Already he was beginning to take precautions against possible failure and its fearful consequences. Of course, at Gothurst, as at every other house frequented by priests, there was a “priests’ hole”; but Sir Everard now ordered preparations for concealment to be made upon a much more elaborate scale. It is nearly certain that the most celebrated of all artificers in priests’ hiding-places was staying at Gothurst just at this very time. His real name was Nicholas Owen, but he usually went by the name of “Little John.” He was a Jesuit lay-brother, and he usually accompanied Father Garnet in his travels. It is recorded that he went to Gothurst with Father Garnet on his way to Holywell, and it may be assumed that he was with him when he returned. Nothing, therefore, would be simpler or easier for Sir Everard than, on the plea of a desire to increase his precautions for priests in case of a raid from pursuivants, to ask Little John to superintend the making of intricate places of concealment which should serve as refuges for himself and his fellow-conspirators in case of discovery, failure, or pursuit.

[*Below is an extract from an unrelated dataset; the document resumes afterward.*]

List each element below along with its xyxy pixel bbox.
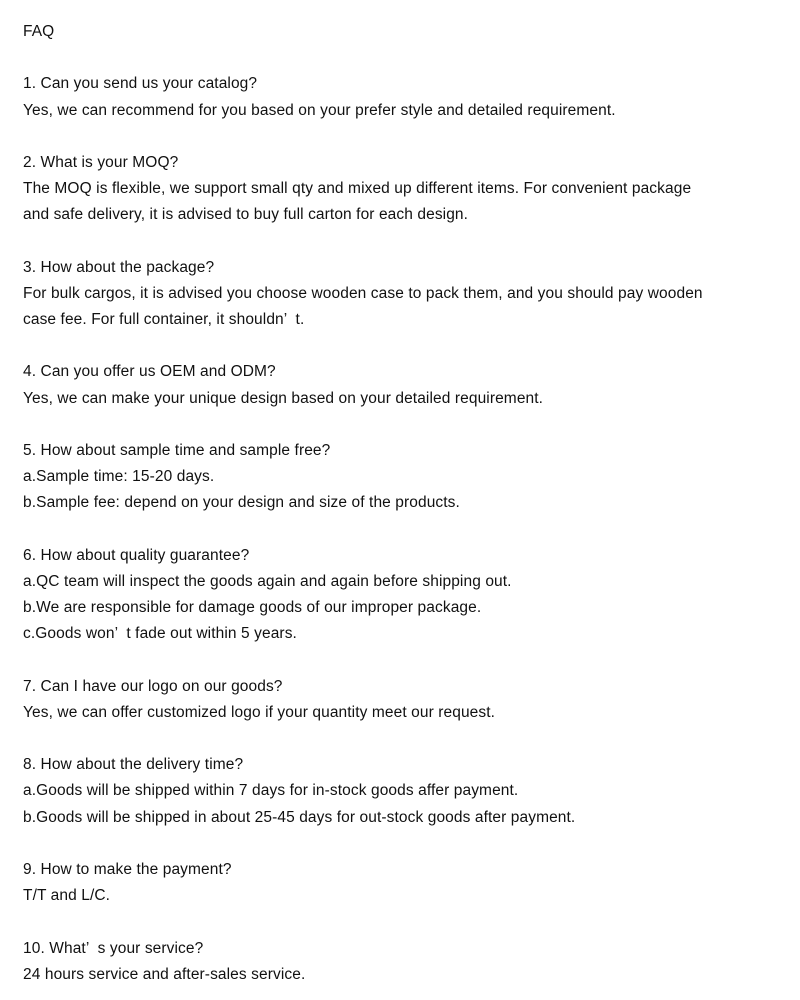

He could not have found a better workman for this purpose. Father Gerard writes of him:—[203] “He it was that made our hiding-places; in fact he made the one to which I owed my safety.”As he probably made the very curious hiding-places in Sir Everard Digby’s house, I may claim to say something about him. Brother Foley calls him[204] “that useful, cunning joiner of those times,”who “died a martyr for the faith, suspended from a Topcliff rack in the Tower of London, where he was divers times hung up for several hours together, to compel him to betray the hiding-places he had made, up and down the land; but not a word could they force from his sealed and faithful lips.” “The authorities, shocked at their own cruelty, gave out that he destroyed himself.”[205] A Protestant writer accordingly calls him[206] “that Owen who ript out his own bowells in the Tower.”Father Gerard denies this story at great length,[207] stating that the poor man suffered from hernia, and that although “the civil law doth forbid to torture any man that is broken,”the executioners “girded”the afflicted part “with a plate of iron to keep in”the portion which threatened to protrude, but that “the extremity of pain (which is most in that kind of torment), about the breast”and the seat of the hernia, “did force out”the interior, “and so the iron did serve but to cut and wound his body, which, perhaps, did afterwards put them in mind to give out that he had ripped his”part in question, “with a knife. Which, besides all the former reasons, is in itself improbable, if not impossible. For first, in that case, knives are not allowed but only in the time of meat, whilst one stands by, and those such as are broad at the point, and will only cut towards the midst.”
As to his skill in making hiding-places, a Jesuit, Father Tanner, wrote of him that[208] “With incomparable skill he knew how to conduct priests to a place of safety along subterranean passages, to hide them between walls, to bury them in impenetrable recesses, and to entangle them in labyrinths and a thousand windings. But what was much more difficult of accomplishment, he so disguised the entrances to these as to make them most unlike what they really were.”“When he was about to design”a hiding-place, he commenced the work by “receiving the Most Holy Eucharist, sought to aid its progress by continual prayer, and offered the completion of it to God alone, accepting of no other reward for his toil than the merit of charity and the consolation of labouring for the good of Catholics.”